Semeadura

"Semeadura", crónica no Canal N.


O sonho de um lugar novo para o lar tinha nascido ao mesmo tempo em que as mãos descobriram o afago da redonda redoma do útero maternal, em conversas crepusculares quando nascem e se põe as ideias conjugais, à cabeceira de uma cama em casa emprestada, entre paredes idosas de pedra e corações juvenis de ouro.

No final do dia, quando o cansaço de uma jorna ainda não despertara, os braços bronzeados misturavam areia, cimento e água, vertida depois na cofragem de madeira, dia após dia, para que no fim-de-semana outros braços, familiares e amigos, surgissem para o matutino auxílio tão típico quanto o orvalho suado pelas noites frias e, tijolo a tijolo, sangue a sangue, suor a suor, ganhasse forma a habitação. 

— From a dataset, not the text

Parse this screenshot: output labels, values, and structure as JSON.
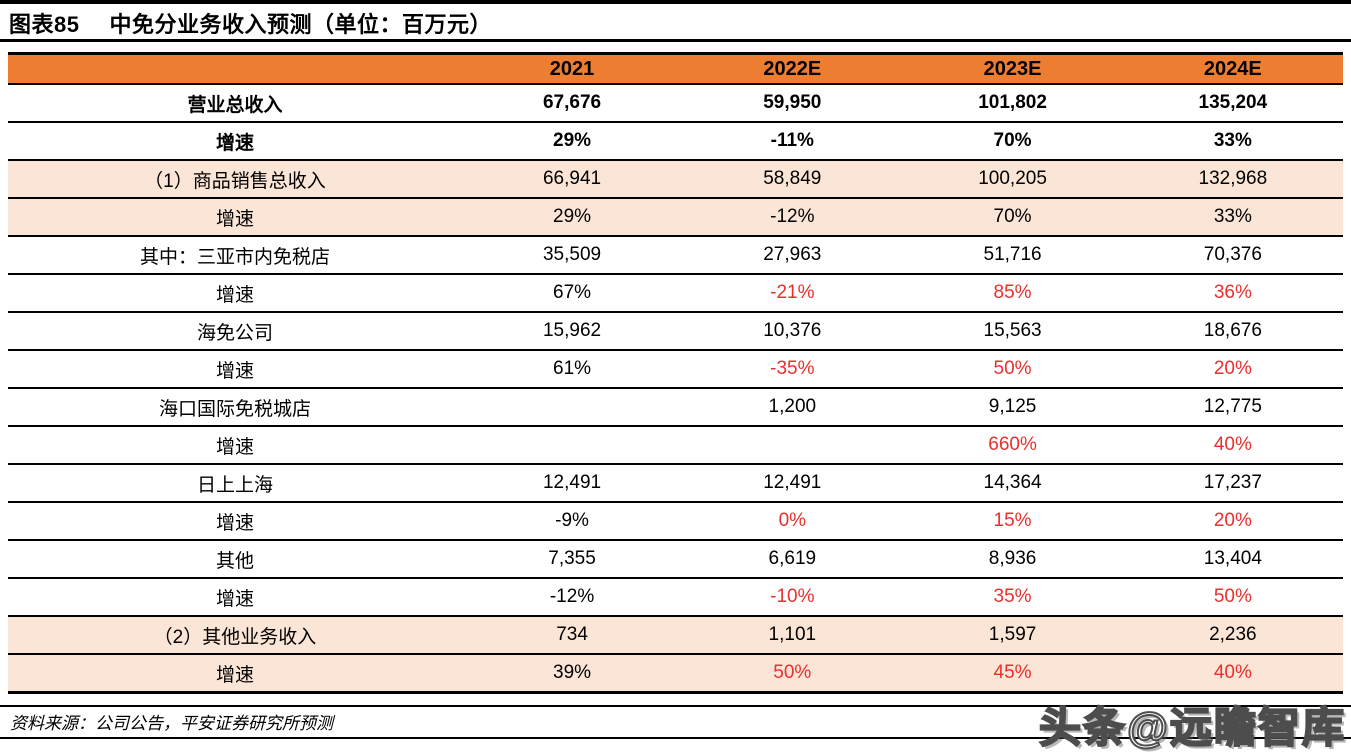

A cozinha exterior foi a primeira edificação, um pequeno assentar de um arraial num terreno ganho à tenacidade das oliveiras. Ali surgiram as primeiras noites da construção, o fogão a lenha debitando o calor com que o amor temperava o rancho, a massa à lavrador, o caldo-verde e, aproximando-se a Páscoa, o pão-de-ló. 

A casa nova, benzida em visita Pascal, ficou como testemunho de um casal agora de uma pessoa só, marido e viúvo, onde as portadas se abrem de manhã e fecham ao final da tarde dando vida aos móveis e paredes sem que sustentem a vida, porque esta leva-se lá fora, no canto do terreno, onde a porta de madeira sempre aberta deixa sair o som da televisão e entrar várias décadas de vida num braçado de lenha. É assim, aliás, que descubro vir o frio ainda com vigor na manhã transmontana, nos cavacos que seguem encostados ao peito debaixo do queixo a arfar, para aquecer e cozinhar.

No dia em que o vi comprar sementes no arraial despido e lúgubre da feira da aldeia, disse-me já à porta da cozinha enquanto afagava a cabeça do cão, que tentava lamber-lhe a mão: 

– Um velho semeia sozinho e cansado, sabes rapaz, só para ver crescer o novo e colher alguma paz.